幸は祥也から離れた所に座り、うつむいている。
「結希は?」と張り詰めた空気の中、声が響いて聞こえた。
沈黙を破ったのは祥也だ。
「部屋で待ってるって。」と目を逸らしたまま幸が小さく答える。
「体調は大丈夫なのか?」
「あぁ。あの時は薬、ありがとう。君のお陰だ。」
その言葉に無言で頷き、祥也は大きく呼吸をした。
「どうして、ここに結希を呼んだんだ…。」
祥也の質問にうつむいたまま、幸は黙り込み、答えようとしない。
「どうして…こんな場所…答えろよ!」
声を荒げ、祥也が問い質す。?
「小さい時に来た事があって。…思い出して来たんだ。ただそれだけだよ…。」
「小さい時…!もうこんな事…止めろよ!」
立ち上がり、祥也は目をの前の机を思いっ切り、両手で叩き付けた。
目を丸くし、見上げている幸の肩を掴む祥也の手が震えている。
「どうしたの?落ち着いて。」と言う幸に、「もう限界なんだ…。もう止めよう…。俺は、元の結希に戻って欲しくて、今日、ここに来た。今日を最後にする。俺がここに来るのも…結希がここに居るのも…お前と居るのも…。元の結希に戻すんだ。戻さなきゃいけないんだーーー。」と祥也は嘆き、鞄の中に手を入れ、手探りで何かを探っている。

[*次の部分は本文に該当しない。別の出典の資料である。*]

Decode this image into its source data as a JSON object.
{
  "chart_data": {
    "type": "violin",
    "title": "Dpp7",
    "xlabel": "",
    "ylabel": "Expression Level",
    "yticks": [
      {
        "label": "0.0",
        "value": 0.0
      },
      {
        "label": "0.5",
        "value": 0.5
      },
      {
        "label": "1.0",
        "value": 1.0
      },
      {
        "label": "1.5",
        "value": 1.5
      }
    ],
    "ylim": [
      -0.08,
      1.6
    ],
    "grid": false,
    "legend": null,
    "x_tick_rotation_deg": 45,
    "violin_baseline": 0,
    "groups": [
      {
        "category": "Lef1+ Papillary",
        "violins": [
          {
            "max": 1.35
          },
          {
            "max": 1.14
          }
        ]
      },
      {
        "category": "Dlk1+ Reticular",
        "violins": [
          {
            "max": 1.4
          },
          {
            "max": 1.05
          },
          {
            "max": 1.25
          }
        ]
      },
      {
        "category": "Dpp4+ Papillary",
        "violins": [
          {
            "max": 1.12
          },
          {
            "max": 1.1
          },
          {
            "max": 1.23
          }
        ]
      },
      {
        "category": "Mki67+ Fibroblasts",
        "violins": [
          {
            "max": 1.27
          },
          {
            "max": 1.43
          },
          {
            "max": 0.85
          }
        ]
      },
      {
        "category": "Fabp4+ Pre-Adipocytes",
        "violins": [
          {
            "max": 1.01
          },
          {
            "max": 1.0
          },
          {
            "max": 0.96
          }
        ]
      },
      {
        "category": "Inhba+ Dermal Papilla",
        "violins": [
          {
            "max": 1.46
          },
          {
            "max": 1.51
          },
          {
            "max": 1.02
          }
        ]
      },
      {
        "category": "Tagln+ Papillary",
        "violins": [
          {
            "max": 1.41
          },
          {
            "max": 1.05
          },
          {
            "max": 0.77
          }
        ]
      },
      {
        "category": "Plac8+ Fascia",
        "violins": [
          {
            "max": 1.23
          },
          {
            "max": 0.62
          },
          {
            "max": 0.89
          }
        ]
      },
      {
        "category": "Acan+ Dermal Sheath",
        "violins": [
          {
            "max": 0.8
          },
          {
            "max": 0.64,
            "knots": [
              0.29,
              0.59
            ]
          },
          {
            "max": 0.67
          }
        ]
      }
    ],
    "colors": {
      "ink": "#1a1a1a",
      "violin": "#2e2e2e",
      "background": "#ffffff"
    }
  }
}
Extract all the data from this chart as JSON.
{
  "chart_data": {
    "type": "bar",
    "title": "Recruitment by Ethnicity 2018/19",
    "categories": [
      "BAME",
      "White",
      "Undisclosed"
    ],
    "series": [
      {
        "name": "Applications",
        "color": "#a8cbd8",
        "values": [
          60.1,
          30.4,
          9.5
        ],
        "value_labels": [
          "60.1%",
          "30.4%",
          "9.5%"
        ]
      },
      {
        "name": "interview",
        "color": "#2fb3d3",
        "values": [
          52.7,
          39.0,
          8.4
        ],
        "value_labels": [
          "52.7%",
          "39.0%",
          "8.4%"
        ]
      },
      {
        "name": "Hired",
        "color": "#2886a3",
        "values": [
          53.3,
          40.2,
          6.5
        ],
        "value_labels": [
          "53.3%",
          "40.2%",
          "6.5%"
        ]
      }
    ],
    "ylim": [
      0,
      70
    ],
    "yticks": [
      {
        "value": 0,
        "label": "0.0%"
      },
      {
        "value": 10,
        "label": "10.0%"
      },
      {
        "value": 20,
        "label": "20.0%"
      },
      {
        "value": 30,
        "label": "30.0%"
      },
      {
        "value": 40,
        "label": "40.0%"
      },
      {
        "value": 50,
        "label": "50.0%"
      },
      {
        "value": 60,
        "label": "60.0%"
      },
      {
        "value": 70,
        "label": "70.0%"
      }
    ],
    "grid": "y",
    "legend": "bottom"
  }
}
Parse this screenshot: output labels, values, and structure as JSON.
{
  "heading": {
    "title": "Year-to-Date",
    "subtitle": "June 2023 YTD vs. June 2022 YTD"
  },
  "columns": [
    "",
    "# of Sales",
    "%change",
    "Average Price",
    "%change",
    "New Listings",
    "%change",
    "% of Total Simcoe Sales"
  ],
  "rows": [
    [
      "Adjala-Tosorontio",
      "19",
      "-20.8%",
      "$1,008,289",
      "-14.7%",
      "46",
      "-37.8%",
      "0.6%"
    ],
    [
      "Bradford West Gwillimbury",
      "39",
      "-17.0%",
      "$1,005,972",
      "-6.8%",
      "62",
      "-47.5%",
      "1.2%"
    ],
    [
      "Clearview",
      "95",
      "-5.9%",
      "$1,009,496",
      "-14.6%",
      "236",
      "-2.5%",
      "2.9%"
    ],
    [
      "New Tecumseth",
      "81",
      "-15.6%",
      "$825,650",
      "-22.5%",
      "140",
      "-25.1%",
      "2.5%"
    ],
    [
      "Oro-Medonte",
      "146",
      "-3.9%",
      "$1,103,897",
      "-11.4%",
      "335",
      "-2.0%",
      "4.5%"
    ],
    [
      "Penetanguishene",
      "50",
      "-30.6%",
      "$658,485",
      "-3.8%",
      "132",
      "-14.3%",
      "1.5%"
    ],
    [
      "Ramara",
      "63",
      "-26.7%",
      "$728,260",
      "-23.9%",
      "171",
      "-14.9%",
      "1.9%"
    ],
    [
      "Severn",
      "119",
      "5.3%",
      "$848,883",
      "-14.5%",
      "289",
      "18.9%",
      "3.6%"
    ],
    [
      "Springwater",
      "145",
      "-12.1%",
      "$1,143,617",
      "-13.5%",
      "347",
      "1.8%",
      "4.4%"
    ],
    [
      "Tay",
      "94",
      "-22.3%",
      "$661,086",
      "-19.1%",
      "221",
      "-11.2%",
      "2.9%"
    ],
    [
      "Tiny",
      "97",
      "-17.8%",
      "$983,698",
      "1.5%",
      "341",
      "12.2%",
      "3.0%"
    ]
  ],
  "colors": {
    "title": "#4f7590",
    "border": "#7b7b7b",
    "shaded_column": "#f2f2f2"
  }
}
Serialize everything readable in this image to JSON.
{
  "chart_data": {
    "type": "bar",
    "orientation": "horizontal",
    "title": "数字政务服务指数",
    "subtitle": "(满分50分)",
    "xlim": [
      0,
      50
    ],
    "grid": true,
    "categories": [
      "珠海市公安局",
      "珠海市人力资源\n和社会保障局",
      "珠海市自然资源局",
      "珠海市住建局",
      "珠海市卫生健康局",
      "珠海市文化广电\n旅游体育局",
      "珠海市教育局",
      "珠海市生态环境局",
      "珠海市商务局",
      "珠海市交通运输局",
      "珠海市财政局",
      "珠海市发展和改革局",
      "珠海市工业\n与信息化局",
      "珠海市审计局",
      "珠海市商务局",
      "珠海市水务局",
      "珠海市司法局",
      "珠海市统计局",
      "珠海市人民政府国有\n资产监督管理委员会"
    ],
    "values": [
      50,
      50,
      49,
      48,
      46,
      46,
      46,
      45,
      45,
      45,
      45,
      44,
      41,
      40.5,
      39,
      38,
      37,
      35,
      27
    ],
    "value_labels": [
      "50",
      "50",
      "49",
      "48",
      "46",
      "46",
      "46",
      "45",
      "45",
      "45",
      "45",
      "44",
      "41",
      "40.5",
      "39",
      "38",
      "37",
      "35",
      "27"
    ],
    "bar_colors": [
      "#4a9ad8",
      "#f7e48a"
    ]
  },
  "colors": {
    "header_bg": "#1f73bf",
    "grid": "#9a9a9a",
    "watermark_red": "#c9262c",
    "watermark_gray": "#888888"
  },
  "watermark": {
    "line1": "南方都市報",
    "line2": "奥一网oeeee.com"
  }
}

「どうして?!結希は僕といれって言ってくれた!結希が選んだ道だ!結希は、僕を選んでくれたんだ!それなのにどうして!」
2人の会話に狭い部屋で1人、小さくなり結希は耳を塞いだ。
今にも張り裂けてしまいそうな気持ちを抑え、結希は狭い部屋の中で震えている。
幸が今までいた部屋で…。
そして祥也はある物を幸の前に突き出した。
ついに幸と結希の全てが壊れ、消えて行く。